#05
もう雪は降っていなかった。寒さだけが取り残される。
蓮とスノーは滑りそうになりながらも慎重に山を下った。医師たちが追いかけてくる様子はない。患者用の服とコート一枚、そして室内用の上履きを履いているだけの蓮はもはや死人と言っても過言ではないほど蒼白な顔色をしていた。だが、彼は諦めない。スノーに肩を貸してもらいながら、何とか歩いている。
「倒れんなよ。あともう少しで街に入る」
スノーの言葉通り、十分もしない内に、だんだん街の様子がはっきりしてきた。もう夜明けだ。
蓮は言葉を失った。―――これのどこが『街』なんだ?
道端にはゴミが散乱し、家の屋根は崩れ落ちている。未だについている外灯はほとんどない。眼を光らせた野良猫が道を闊歩している。痩せた野良犬がゴミを漁っている。
ここは、蓮の知っている日本ではなかった。
その時、街中に響き渡ったのではないかというくらいの怒鳴り声が聞こえた。
「失せろっ、このクソガキがぁ!! いつも店の商品くすねやがって!!」
続いて乱暴に扉が閉まる音。
「これは……」
蓮は目の前で起きていることから目が離せなかった。信じられるものではなかった。スノーは彼の言葉を引き継ぐように言った。

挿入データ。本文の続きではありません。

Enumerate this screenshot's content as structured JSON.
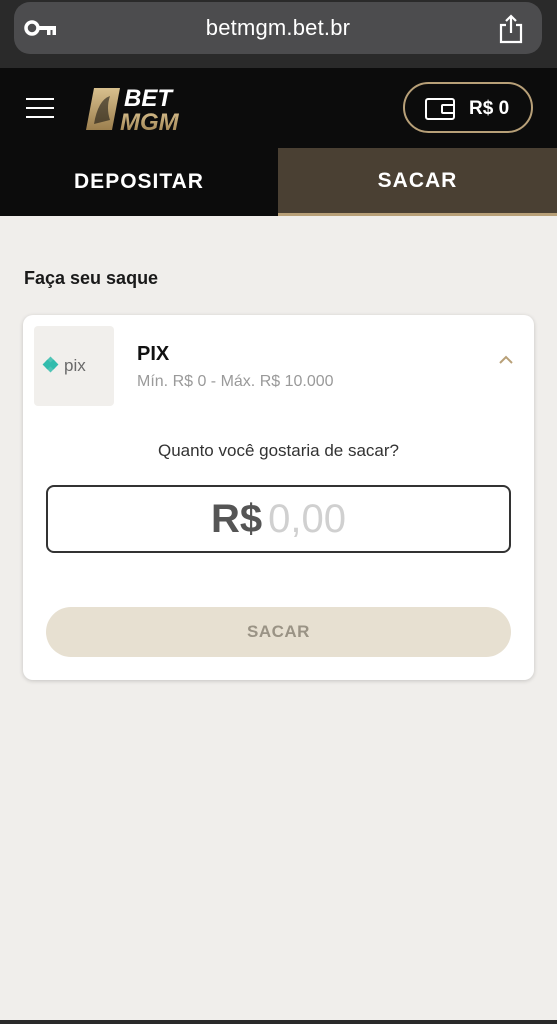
{
  "browser": {
    "url": "betmgm.bet.br"
  },
  "header": {
    "logo_top": "BET",
    "logo_bottom": "MGM",
    "wallet_balance": "R$ 0"
  },
  "tabs": [
    {
      "label": "DEPOSITAR",
      "active": false
    },
    {
      "label": "SACAR",
      "active": true
    }
  ],
  "main": {
    "section_title": "Faça seu saque",
    "method": {
      "logo_text": "pix",
      "name": "PIX",
      "limits": "Mín. R$ 0 - Máx. R$ 10.000"
    },
    "question": "Quanto você gostaria de sacar?",
    "amount": {
      "currency": "R$",
      "placeholder": "0,00"
    },
    "submit_label": "SACAR"
  },
  "colors": {
    "accent_gold": "#b8a078",
    "header_bg": "#0c0c0c",
    "active_tab_bg": "#4a4033",
    "pix_teal": "#32bcad",
    "disabled_button_bg": "#e7e0d1"
  }
}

「悲しい現実だ。これがお前の知りたがっていた……現実だよ」
道端に転がり出てきたのはまだ幼い少年だった。彼は店主に蹴られた腹を庇いながら、何とか立ち上がる。
「関わるな」
スノーは低くくぐもった声で言った。
「そういう奴はここには腐るほどいる。一人助けたら、また一人助けなきゃならない。それの繰り返しだ。切りがない」
少年に手を差し出そうとした蓮は寸の間で手を止めた。
「たしかに」
斉木は息を飲む。
「たしかにそうかもしれない。でも僕は今、目の前にいる人だけでも救いたいんだ」
僕は困っている人を見捨てるなんてこと、絶対に―――。
すると、スノーは吐き捨てるように言った。
「そうか。なら勝手にしろ」
「最低な奴だな!」
気付くと僕は叫んでいた。スノーが驚いてこちらを見たのはもちろんのこと、他の人たちも険しい目つきで僕を見ていた。けれどもう構っていられなかった。
「……全てを政府のせいにして、あんたは現実を見ようとしない」
「いいや。悪いのは政府だ。奴らが県という制度を廃止し、地区制度にしたから土地争いが起こったんだ。本当のこと言うとどっちだ?現実を見ようとしないのは」
現在、日本は県制度を廃止して10000個の地区に分けている。あまりにも狭すぎた土地の中で、彼らはこう考えた。『そうだ、県制度を復活させれば良いんだ』と。だが、反対する人間も当然いる。そして内戦が始まった。
狭い土地で何ができるかということは大きな問題だが、日本はそれよりも重大な問題を抱えていた。
ロシアとアメリカの戦争。そしてそれには中国も参戦している。周囲の国々が争う中、いつ日本が侵略されてもおかしくない。そう考えた日本政府は、国民をある事柄に基づいて各地に散在させたのだった―――。
その時、少年が動き出す。
「助…けて……」
彼は確かにそう言っていた、蓮を見て。
「どちらにしろ」
蓮はきっぱりとスノーに言い切った。彼はもう迷わなかった。